El contexto social actual impregnado de intensas cargas emocionales, pondera ritmos de vida acelerados e incita a la agitación y a la intolerancia, así como a la toma de decisiones marcadas por altas cargas de impulsividad, que consecuentemente pueden deteriorar de las relaciones humanas.

Estos nuevos escenarios, construidos sobre presiones económicas, políticas, sociales, laborales, tecnológicas e incluso simbólicas, además de enfrentarnos a riesgos materiales, nos obligan a librar batallas silenciosas para preservar nuestro equilibrio interior.

Una buena vida y una convivencia respetuosa son interruptores naturales que permiten desconectarnos de estados de alerta prologados y contribuyen a minimizar los efectos dañinos de la sobreestimulación a la que nos enfrentamos diariamente.

Normalizar una vida acelerada y estados prolongados de alerta equivale a naturalizar situaciones que erosionan el bienestar, debilitan los vínculos sociales y elevan los riesgos para el ser humano, al tiempo que reproducen concepciones equivocadas de rendimiento y, en consecuencia, de éxito.

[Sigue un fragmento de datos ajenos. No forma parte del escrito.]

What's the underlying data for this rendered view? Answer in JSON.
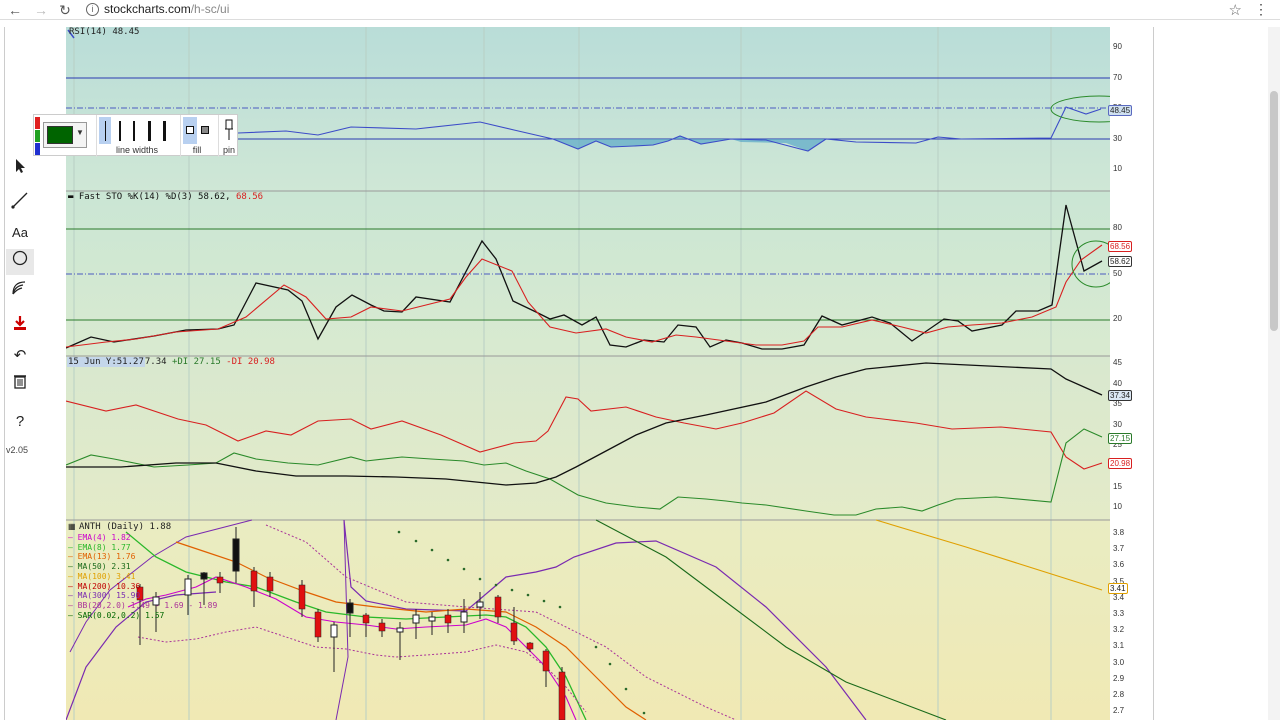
{
  "browser": {
    "url_host": "stockcharts.com",
    "url_path": "/h-sc/ui"
  },
  "toolbar": {
    "version": "v2.05"
  },
  "popup": {
    "line_widths_label": "line widths",
    "fill_label": "fill",
    "pin_label": "pin",
    "color": "#006400"
  },
  "panes": {
    "rsi": {
      "label": "RSI(14) 48.45",
      "value_tag": "48.45",
      "ticks": [
        "90",
        "70",
        "50",
        "30",
        "10"
      ]
    },
    "sto": {
      "label_prefix": "Fast STO %K(14) %D(3) 58.62,",
      "label_d": "68.56",
      "tag_k": "58.62",
      "tag_d": "68.56",
      "ticks": [
        "80",
        "50",
        "20"
      ]
    },
    "adx": {
      "date_tag": "15 Jun Y:51.27",
      "label_mid": "7.34",
      "label_plus": "+DI 27.15",
      "label_minus": "-DI 20.98",
      "tag_adx": "37.34",
      "tag_plus": "27.15",
      "tag_minus": "20.98",
      "ticks": [
        "45",
        "40",
        "35",
        "30",
        "25",
        "20",
        "15",
        "10"
      ]
    },
    "price": {
      "title": "ANTH (Daily) 1.88",
      "legend": [
        {
          "text": "EMA(4) 1.82",
          "color": "#cc00cc"
        },
        {
          "text": "EMA(8) 1.77",
          "color": "#2ab82a"
        },
        {
          "text": "EMA(13) 1.76",
          "color": "#e06000"
        },
        {
          "text": "MA(50) 2.31",
          "color": "#1a6a1a"
        },
        {
          "text": "MA(100) 3.41",
          "color": "#e0a000"
        },
        {
          "text": "MA(200) 10.36",
          "color": "#c00000"
        },
        {
          "text": "MA(300) 15.90",
          "color": "#7a2ab0"
        },
        {
          "text": "BB(20,2.0) 1.49 - 1.69 - 1.89",
          "color": "#aa3399"
        },
        {
          "text": "SAR(0.02,0.2) 1.57",
          "color": "#006600"
        }
      ],
      "tag_ma": "3.41",
      "ticks": [
        "3.8",
        "3.7",
        "3.6",
        "3.5",
        "3.4",
        "3.3",
        "3.2",
        "3.1",
        "3.0",
        "2.9",
        "2.8",
        "2.7"
      ]
    }
  }
}
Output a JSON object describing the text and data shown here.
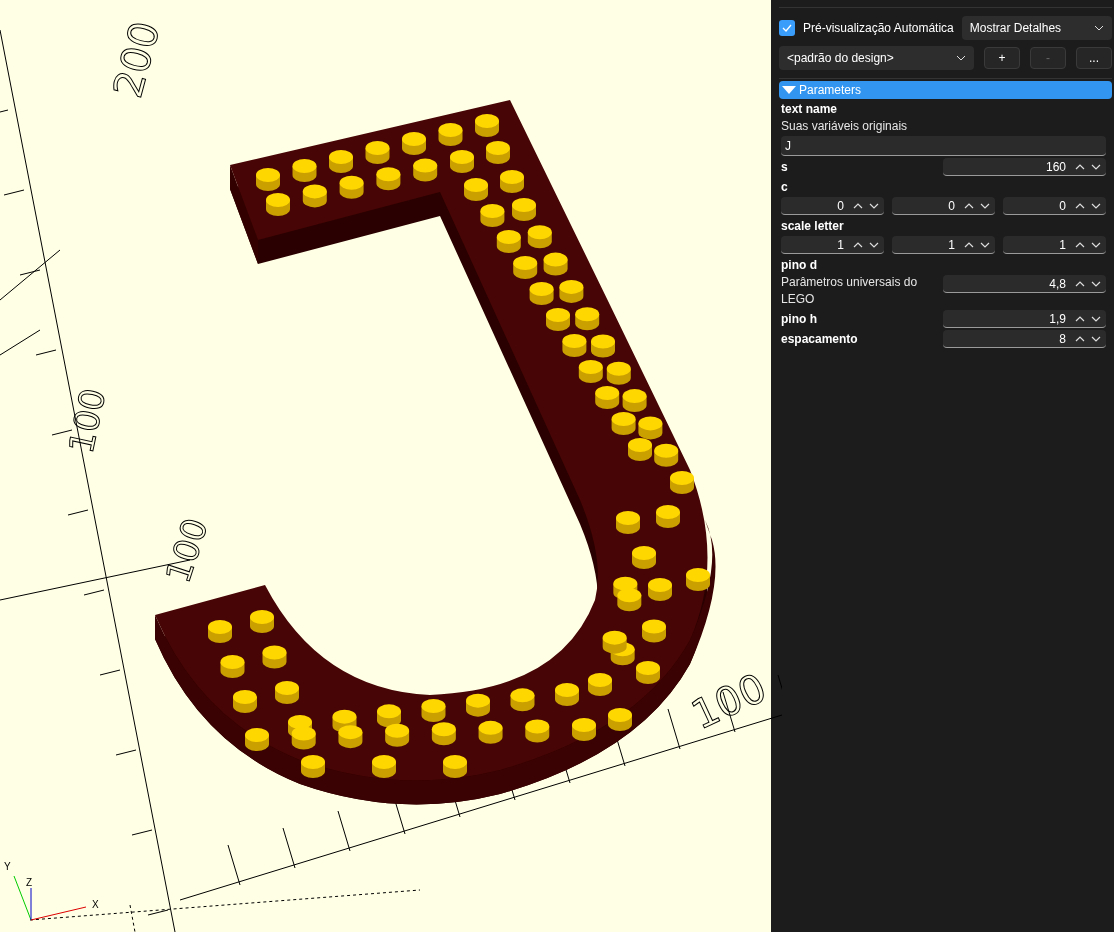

Saber oponer resistencia a esta avalancha de estímulos se configura como un mecanismo de supervivencia emocional.

Una de las secuelas de las alteraciones de la vida en sociedad es el conflicto que, con independencia de su valoración normativa (positiva o negativa), emerge de la contradicción de intereses y se constituye en un fenómeno de alto impacto capaz de provocar la creación de movimientos sociales y de diversas expresiones de acción colectiva.

Prácticas como la formación en ciudadanía, el respeto por las diferencias, la escucha atenta, la resistencia a la sobreestimulación y la preservación de la capacidad de asombro contribuyen a reconfigurar los criterios de valoración social. Se trata de reestablecer la centralidad de lo humano, alejarnos de la instrumentalización de las emociones, promover el equilibrio en términos de equidad y pensar la existencia en clave de sentido. Así pues, una sociedad verdaderamente evolucionada, a diferencia de un ecosistema salvaje regido básicamente por la sobrevivencia de los organismos, debe aspirar a superar la lógica del conflicto y del estado de alerta permanente como métrica de éxito, para abrir paso a un cambio cultural centrado en la equidad, la dignidad, el bienestar humano y la calidad de vida.